Upon seeing who produced the original Patlabor OVA series, I was a bit surprised to see Studio DEEN involved in it. These days, Studio DEEN takes a lot of flak for their adaptations and limited animation, but they do a pretty good job here, though they share duties with HEADGEAR, who, as far as I know, only worked on the various entries in the Patlabor franchise. That said, the animation isn’t bad to see and the mecha action, when there is some, is pretty cool to look at. The music fits the scenes pretty well and none of it comes off as especially annoying.
Despite being classified as a mecha series and having mechs, there is actually not that much mech action in the series, though that isn’t a bad thing. Some OVA episodes alternate between deadly serious, to comedic, to almost slice of life, with some combining all three elements. That makes the show rather unique, though I can see some people coming into this wanting nothing but mecha action. For those people, episode 7 would more than likely satiate them, but I liked the direction they went with this series. The comedy mainly centers on how eccentric the characters can be and/or pertains to the situations that they are in, and, I feel that is works for the most part.

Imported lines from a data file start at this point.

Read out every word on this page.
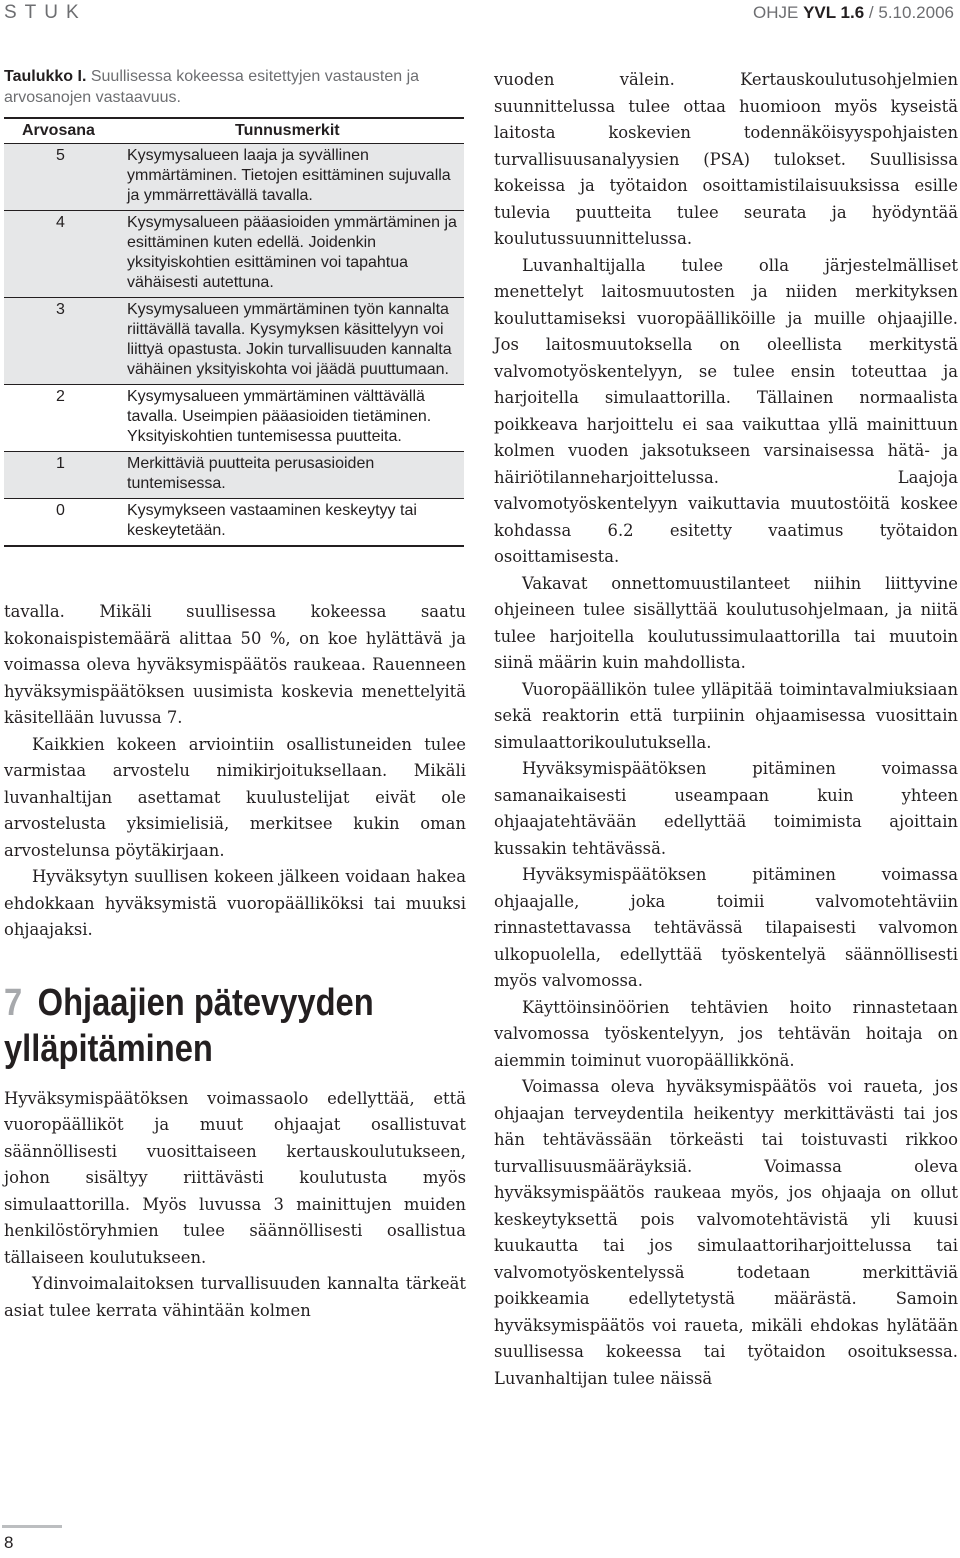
STUK	OHJE YVL 1.6 / 5.10.2006

Taulukko I. Suullisessa kokeessa esitettyjen vastausten ja arvosanojen vastaavuus.

Arvosana	Tunnusmerkit
5	Kysymysalueen laaja ja syvällinen ymmärtäminen. Tietojen esittäminen sujuvalla ja ymmärrettävällä tavalla.
4	Kysymysalueen pääasioiden ymmärtäminen ja esittäminen kuten edellä. Joidenkin yksityiskohtien esittäminen voi tapahtua vähäisesti autettuna.
3	Kysymysalueen ymmärtäminen työn kannalta riittävällä tavalla. Kysymyksen käsittelyyn voi liittyä opastusta. Jokin turvallisuuden kannalta vähäinen yksityiskohta voi jäädä puuttumaan.
2	Kysymysalueen ymmärtäminen välttävällä tavalla. Useimpien pääasioiden tietäminen. Yksityiskohtien tuntemisessa puutteita.
1	Merkittäviä puutteita perusasioiden tuntemisessa.
0	Kysymykseen vastaaminen keskeytyy tai keskeytetään.

tavalla. Mikäli suullisessa kokeessa saatu kokonaispistemäärä alittaa 50 %, on koe hylättävä ja voimassa oleva hyväksymispäätös raukeaa. Rauenneen hyväksymispäätöksen uusimista koskevia menettelyitä käsitellään luvussa 7.

Kaikkien kokeen arviointiin osallistuneiden tulee varmistaa arvostelu nimikirjoituksellaan. Mikäli luvanhaltijan asettamat kuulustelijat eivät ole arvostelusta yksimielisiä, merkitsee kukin oman arvostelunsa pöytäkirjaan.

Hyväksytyn suullisen kokeen jälkeen voidaan hakea ehdokkaan hyväksymistä vuoropäälliköksi tai muuksi ohjaajaksi.

7 Ohjaajien pätevyyden
ylläpitäminen

Hyväksymispäätöksen voimassaolo edellyttää, että vuoropäälliköt ja muut ohjaajat osallistuvat säännöllisesti vuosittaiseen kertauskoulutukseen, johon sisältyy riittävästi koulutusta myös simulaattorilla. Myös luvussa 3 mainittujen muiden henkilöstöryhmien tulee säännöllisesti osallistua tällaiseen koulutukseen.

Ydinvoimalaitoksen turvallisuuden kannalta tärkeät asiat tulee kerrata vähintään kolmen

vuoden välein. Kertauskoulutusohjelmien suunnittelussa tulee ottaa huomioon myös kyseistä laitosta koskevien todennäköisyyspohjaisten turvallisuusanalyysien (PSA) tulokset. Suullisissa kokeissa ja työtaidon osoittamistilaisuuksissa esille tulevia puutteita tulee seurata ja hyödyntää koulutussuunnittelussa.

Luvanhaltijalla tulee olla järjestelmälliset menettelyt laitosmuutosten ja niiden merkityksen kouluttamiseksi vuoropäälliköille ja muille ohjaajille. Jos laitosmuutoksella on oleellista merkitystä valvomotyöskentelyyn, se tulee ensin toteuttaa ja harjoitella simulaattorilla. Tällainen normaalista poikkeava harjoittelu ei saa vaikuttaa yllä mainittuun kolmen vuoden jaksotukseen varsinaisessa hätä- ja häiriötilanneharjoittelussa. Laajoja valvomotyöskentelyyn vaikuttavia muutostöitä koskee kohdassa 6.2 esitetty vaatimus työtaidon osoittamisesta.

Vakavat onnettomuustilanteet niihin liittyvine ohjeineen tulee sisällyttää koulutusohjelmaan, ja niitä tulee harjoitella koulutussimulaattorilla tai muutoin siinä määrin kuin mahdollista.

Vuoropäällikön tulee ylläpitää toimintavalmiuksiaan sekä reaktorin että turpiinin ohjaamisessa vuosittain simulaattorikoulutuksella.

Hyväksymispäätöksen pitäminen voimassa samanaikaisesti useampaan kuin yhteen ohjaajatehtävään edellyttää toimimista ajoittain kussakin tehtävässä.

Hyväksymispäätöksen pitäminen voimassa ohjaajalle, joka toimii valvomotehtäviin rinnastettavassa tehtävässä tilapaisesti valvomon ulkopuolella, edellyttää työskentelyä säännöllisesti myös valvomossa.

Käyttöinsinöörien tehtävien hoito rinnastetaan valvomossa työskentelyyn, jos tehtävän hoitaja on aiemmin toiminut vuoropäällikkönä.

Voimassa oleva hyväksymispäätös voi raueta, jos ohjaajan terveydentila heikentyy merkittävästi tai jos hän tehtävässään törkeästi tai toistuvasti rikkoo turvallisuusmääräyksiä. Voimassa oleva hyväksymispäätös raukeaa myös, jos ohjaaja on ollut keskeytyksettä pois valvomotehtävistä yli kuusi kuukautta tai jos simulaattoriharjoittelussa tai valvomotyöskentelyssä todetaan merkittäviä poikkeamia edellytetystä määrästä. Samoin hyväksymispäätös voi raueta, mikäli ehdokas hylätään suullisessa kokeessa tai työtaidon osoituksessa. Luvanhaltijan tulee näissä

8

Our main characters are the officers of Special Vehicle Division 2, who are all misfits in one way or another. You have gun crazed Ota, rich boy Asuma, the bored looking Chief Goto, bubbly Izumi, and others. Some of these characters are more complex than they appear, such as Asuma and Goto, but others seem to stay one note, such as Ota. That said, no one is really unlikable in this series, and it is interesting in of itself to see how they go about their duties as police officers in this new world…or when they are just goofing off. There isn’t much in the way of a support cast, mainly being the repair crew and some outside officers or detectives, so I don’t really have much to say about them.

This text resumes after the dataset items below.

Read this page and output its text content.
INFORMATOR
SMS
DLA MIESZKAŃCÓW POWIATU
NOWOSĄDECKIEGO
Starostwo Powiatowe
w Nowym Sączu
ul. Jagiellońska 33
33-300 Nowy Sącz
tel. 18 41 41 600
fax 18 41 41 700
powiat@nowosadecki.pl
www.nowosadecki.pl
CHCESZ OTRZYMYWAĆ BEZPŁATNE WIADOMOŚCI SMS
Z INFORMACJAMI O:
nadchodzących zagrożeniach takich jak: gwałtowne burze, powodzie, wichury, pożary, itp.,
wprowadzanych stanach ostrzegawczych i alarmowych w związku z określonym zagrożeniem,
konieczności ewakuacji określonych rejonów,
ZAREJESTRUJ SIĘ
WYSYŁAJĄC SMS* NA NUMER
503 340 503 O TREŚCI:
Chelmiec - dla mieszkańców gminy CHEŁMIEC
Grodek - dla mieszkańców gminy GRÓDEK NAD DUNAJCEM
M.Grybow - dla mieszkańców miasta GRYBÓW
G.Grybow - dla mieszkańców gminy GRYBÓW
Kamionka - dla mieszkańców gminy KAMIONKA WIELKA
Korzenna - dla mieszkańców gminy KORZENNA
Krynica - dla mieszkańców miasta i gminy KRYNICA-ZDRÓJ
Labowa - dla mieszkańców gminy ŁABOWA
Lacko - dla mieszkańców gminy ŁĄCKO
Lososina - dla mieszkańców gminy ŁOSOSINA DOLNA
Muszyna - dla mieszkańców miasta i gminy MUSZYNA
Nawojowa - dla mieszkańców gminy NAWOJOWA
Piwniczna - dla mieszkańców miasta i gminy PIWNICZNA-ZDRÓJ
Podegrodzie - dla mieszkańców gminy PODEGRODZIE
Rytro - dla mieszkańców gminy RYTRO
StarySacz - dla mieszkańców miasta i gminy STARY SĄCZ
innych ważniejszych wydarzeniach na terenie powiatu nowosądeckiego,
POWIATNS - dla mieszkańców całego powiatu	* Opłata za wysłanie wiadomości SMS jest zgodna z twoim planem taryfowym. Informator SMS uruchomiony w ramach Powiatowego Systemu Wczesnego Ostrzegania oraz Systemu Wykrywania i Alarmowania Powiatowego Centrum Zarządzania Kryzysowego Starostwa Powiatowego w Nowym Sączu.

Due to the nature of the show, there isn’t any real main villain in this series, as they range from thieves, bombers, to even bad elements of the Japanese Self Defense Force. The very last one does cause the only two parter of the OVA series, episodes 5 and 6, and it is a rather tense situation that they start, with them in possession of a nuclear warhead. I think there is a similar story for the second Patlabor film, but I go in more depth of that in its own review.
As a first entry in the series, I highly recommend Patlabor to mecha fans and those that like anime in general. It just has a nice mix of so many elements that I feel that I feel that it has to be watched at least once to see if it wins you over. However, with Central Park Media now defunct, finding official DVDs in the states of this series going to be difficult, to say the least.